Aus der Trennung der beiden Systeme folgte die Frage nach dem Verhältnis zwischen ihnen, vor allem nach der Rolle des Staates als normensetzender Instanz und als wirtschaftlicher Interessent. Liberales und interventionistisches Paradigma steckten dabei idealtypisch das Spektrum ab, innerhalb dessen sich die Antworten seit Beginn des 19. Jahrhunderts bewegten und - nebenbei bemerkt - bis heute bewegen. Die empirische Analyse macht dann aber hinreichend deutlich, dass das Verhältnis von Staat und Wirtschaft durch eine jeweils spezifische Mischung dieser beiden Prinzipien geprägt wurde und deshalb historisch immer nur als sich wandelnder Realtypus fassbar ist.
Der Verfasser gliedert die Darstellung in drei Abschnitte über Staat und Wirtschaft während der Reformära und im Vormärz, zwischen 1848 und der Reichsgründung beziehungsweise der wirtschaftpolitischen Wende der Jahre 1878/79 sowie schließlich bis 1914. Die Gliederung folgt damit den großen politischen beziehungsweise wirtschaftspolitischen Konjunkturen und Paradigmenwechseln. Den jeweiligen Hauptlinien der Entwicklung entsprechend ergeben sich für jeden Zeitabschnitt unterschiedliche Schwerpunkte: Für die Zeit vor 1848 liegt der Fokus vor allem darauf, wie der Staat durch Reformen im Agrar- und Gewerbesektor, durch Zoll- und Finanzpolitik, durch Infrastruktur- und Geldpolitik die Wirtschaftsordnung gestaltete und durch eigene staatliche Unternehmertätigkeit sowie durch aktive Gewerbeförderung wirtschaftliches Wachstum zu stimulieren suchte. Die deutlichere Formierung privatwirtschaftlicher Interessen im Umfeld von 1848, der "Wandel des staatlichen Aufgabenregimes" (28) hin zu einer stärkeren Verantwortung des Staates für die Wirtschaft und die folgenreiche Entscheidung für die Großindustrie erscheinen als Ausdruck einer stärkeren 'Politisierung' der Wirtschaft um die Jahrhundertmitte.
Dieser Trend setzte sich seit den 1880er-Jahren unter nationalistisch-konkurrenzorientierter Aufladung nach außen und konservativ-herrschaftsstabilisierender Instrumentalisierung nach innen fort. Er führte zu einem dramatischen Bedeutungszuwachs des Staates für die Ökonomie und kam im weiter zunehmenden Interventionismus zum Ausdruck. In der Wirtschaftsordnungspolitik und im handelspolitischen Protektionismus, in der Infrastrukturpolitik und im Wachstum der Staatsausgaben, so das Fazit, seien bereits vor 1914 "die wichtigsten Politikmuster zur intervenierenden Moderierung und sozialen Stabilisierung des Industrialisierungsprozesses sowie zur korporativen Integration wirtschaftlicher Interessen" entwickelt worden, die das Verhältnis von Staat und Wirtschaft im 20. Jahrhundert bestimmen sollten (54).

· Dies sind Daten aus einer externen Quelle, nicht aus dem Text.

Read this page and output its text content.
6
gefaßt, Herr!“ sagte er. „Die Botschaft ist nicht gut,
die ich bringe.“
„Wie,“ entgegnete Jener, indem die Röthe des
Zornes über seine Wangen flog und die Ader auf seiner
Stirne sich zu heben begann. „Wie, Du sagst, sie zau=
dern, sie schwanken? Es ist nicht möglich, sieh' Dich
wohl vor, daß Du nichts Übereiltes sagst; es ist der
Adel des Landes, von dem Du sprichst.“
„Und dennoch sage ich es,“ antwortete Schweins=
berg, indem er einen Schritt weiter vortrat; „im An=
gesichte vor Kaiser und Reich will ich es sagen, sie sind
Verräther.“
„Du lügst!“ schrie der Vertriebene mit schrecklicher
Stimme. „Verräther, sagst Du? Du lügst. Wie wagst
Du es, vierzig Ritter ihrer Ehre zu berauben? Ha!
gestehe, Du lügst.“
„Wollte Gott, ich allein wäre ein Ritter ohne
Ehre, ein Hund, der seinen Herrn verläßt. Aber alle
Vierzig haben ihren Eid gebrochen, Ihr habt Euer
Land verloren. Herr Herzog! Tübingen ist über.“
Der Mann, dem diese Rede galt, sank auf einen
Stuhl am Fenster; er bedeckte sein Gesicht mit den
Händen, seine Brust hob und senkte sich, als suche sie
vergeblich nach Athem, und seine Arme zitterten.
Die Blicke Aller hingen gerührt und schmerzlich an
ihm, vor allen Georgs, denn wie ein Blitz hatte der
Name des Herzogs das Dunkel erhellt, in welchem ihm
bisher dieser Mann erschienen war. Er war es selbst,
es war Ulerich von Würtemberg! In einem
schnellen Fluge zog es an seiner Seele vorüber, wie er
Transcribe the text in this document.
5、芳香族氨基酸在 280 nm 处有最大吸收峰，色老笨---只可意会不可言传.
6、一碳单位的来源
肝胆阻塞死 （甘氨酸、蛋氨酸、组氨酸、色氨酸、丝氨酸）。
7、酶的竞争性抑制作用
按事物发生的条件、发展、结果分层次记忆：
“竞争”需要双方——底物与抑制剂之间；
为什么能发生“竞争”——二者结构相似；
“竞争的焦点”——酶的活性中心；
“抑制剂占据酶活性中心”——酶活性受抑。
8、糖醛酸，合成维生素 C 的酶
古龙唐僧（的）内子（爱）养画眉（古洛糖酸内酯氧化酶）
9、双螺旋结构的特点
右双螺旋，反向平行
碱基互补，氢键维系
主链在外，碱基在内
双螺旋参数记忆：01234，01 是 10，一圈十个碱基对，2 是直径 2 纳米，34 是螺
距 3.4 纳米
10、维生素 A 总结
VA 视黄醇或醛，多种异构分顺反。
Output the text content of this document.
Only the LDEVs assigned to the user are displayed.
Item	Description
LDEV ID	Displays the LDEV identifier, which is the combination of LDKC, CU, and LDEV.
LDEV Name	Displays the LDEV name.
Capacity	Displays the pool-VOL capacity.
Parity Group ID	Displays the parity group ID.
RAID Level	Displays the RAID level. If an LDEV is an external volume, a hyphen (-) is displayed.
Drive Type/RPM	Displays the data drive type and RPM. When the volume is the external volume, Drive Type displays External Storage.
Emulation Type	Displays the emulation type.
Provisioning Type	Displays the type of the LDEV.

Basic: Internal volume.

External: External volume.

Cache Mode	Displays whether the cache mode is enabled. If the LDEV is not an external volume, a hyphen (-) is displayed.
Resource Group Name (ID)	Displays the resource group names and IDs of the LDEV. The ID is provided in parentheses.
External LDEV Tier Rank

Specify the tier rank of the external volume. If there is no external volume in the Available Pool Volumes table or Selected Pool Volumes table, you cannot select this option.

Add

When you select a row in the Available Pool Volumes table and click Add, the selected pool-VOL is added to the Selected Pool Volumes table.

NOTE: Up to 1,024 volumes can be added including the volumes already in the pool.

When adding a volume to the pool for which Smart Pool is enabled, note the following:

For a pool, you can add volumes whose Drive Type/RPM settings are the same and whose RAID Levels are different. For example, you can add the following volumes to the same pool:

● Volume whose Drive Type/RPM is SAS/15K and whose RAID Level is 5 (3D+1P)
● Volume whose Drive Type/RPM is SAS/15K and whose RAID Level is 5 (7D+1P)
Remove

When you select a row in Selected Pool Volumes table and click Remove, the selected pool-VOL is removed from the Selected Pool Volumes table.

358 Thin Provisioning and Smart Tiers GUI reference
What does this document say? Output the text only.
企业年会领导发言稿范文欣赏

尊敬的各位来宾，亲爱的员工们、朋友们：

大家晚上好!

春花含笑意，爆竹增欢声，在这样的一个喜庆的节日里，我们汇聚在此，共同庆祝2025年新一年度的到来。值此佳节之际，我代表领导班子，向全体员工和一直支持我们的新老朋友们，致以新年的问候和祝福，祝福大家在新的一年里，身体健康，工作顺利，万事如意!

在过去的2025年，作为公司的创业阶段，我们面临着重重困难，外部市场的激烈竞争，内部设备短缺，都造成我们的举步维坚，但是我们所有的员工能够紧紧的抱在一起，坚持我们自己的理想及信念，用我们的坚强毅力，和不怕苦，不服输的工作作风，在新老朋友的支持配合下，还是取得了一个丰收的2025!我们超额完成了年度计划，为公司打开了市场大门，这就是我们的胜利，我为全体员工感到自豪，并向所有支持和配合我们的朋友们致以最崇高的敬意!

Diesem Fundamentaltrend gegenüber erscheint die "liberale Phase" als extrem kurzes Zwischenspiel: Offenbar erlangte das freiheitliche Paradigma nur in den 1860er- und 1870er-Jahren eine vorübergehende, aber auch hier nur relative Vorherrschaft. Der Band erzählt letztlich also - und hier stimmt der Rezensent dem Verfasser zu - eine Geschichte des politisch und sozial gebundenen Wirtschaftens, das alle Epochengrenzen und Systemwechsel überdauerte, dabei aber seine Formen und Funktionen wandelte. Die Ökonomie unterlag staatlichem Einfluss zwar in unterschiedlichem Ausmaß, aus wechselnden Motiven und auf unterschiedliche Weise, war aber letztlich niemals 'frei'.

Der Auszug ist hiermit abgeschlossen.